Je ne sais pas vous, mais ce déconfinement me laisse sacrément circonspect. Peut-être parce que je ne me suis jamais senti vraiment confiné : si nous avons adapté notre façon de travailler, elle n’a pas été transformée, et ces derniers jours ressemblaient beaucoup à ceux d’avant le 11 mai. La porte de la clinique est toujours fermée, les clients sonnent, les ASV vont les voir et soit les orientent vers les portes extérieures des salles de consultation, soit gèrent leurs demandes. Elles courent beaucoup. Elles courent d’autant plus que nous essayons de laisser chaque vétérinaire gérer la distanciation en consultation selon sa sensibilité et…
Il y a celles et ceux qui, pragmatiques, essayent de faire au mieux mais sans y croire vraiment, parce qu’il faut bien tenir l’animal, et qu’il est difficile d’aérer en grand quand on consulte des chats. Certes, la plupart des clients sont plus ou moins bien masqués et essayent de respecter au mieux les règles sanitaires, mais est-ce réellement suffisant ?
Et puis il y a celles et ceux qui préfèrent laisser les clients dehors et soigner l’animal, seuls, oui, mais souvent avec une ASV, qui court donc de l’accueil à la porte puis de la porte à l’accueil puis de l’accueil à la salle de consultation puis de la salle de consultation au bloc ou au chenil car la vie continue…
Alors les pragmatiques fatalistes se disent que les prudents qui y croient en font trop, et les prudents qui y croient se disent probablement que les pragmatiques fatalistes n’en font pas assez. Les pragmatiques fatalistes sont des praticiennes et praticiens mixtes qui ont sans doute trop appris à accepter qu’une épidémie se gère plus qu’elle ne se jugule, les prudents qui y croient sont des purs canins qui savent qu’on peut toujours faire mieux.
Et entre les deux ?
Les ASV continuent à courir.
Dans ma clinique, ce sont vraiment elles, mes héroïnes du COVID-19.

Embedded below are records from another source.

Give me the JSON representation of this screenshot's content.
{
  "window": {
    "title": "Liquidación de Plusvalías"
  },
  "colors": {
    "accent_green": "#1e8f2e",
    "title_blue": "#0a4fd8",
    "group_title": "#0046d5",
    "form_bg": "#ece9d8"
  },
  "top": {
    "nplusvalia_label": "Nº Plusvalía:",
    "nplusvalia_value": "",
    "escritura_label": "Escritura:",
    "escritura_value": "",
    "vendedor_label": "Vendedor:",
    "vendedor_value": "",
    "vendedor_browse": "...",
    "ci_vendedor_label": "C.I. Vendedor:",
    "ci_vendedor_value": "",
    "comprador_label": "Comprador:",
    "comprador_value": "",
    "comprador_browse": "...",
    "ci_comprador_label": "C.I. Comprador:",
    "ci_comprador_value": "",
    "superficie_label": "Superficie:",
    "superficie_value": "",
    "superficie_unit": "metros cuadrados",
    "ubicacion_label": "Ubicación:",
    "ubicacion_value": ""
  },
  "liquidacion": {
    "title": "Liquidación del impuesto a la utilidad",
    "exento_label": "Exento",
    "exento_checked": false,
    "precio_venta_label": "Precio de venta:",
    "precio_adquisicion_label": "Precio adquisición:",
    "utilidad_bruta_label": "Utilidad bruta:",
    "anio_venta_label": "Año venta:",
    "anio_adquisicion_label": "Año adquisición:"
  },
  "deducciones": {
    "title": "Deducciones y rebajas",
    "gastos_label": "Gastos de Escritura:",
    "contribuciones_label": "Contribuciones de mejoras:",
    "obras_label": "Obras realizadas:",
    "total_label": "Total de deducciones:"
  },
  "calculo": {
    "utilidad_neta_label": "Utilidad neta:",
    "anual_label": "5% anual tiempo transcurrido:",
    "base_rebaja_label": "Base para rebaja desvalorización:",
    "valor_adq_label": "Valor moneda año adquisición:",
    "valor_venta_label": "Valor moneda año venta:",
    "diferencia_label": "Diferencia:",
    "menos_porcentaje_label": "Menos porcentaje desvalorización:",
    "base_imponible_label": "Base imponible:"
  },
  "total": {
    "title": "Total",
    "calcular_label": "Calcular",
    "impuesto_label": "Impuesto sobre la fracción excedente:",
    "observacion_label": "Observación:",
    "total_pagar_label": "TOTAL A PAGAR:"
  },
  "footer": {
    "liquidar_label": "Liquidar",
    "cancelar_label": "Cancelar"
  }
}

Et je ne me plains pas. J’entends trop de consœurs et confrères qui aimeraient bien que leurs problèmes se limitent à des salariés prudents qui compliquent « trop » leur organisation, et qui se retrouvent surtout bien seuls, leurs équipes réduites aux seul(e)s libéraux et à de rares ASV, avec parfois une activité délirante quand il faut gérer tout le travail en retard à cause du confinement et les cabinets voisins qui n’ont pas tous réellement repris.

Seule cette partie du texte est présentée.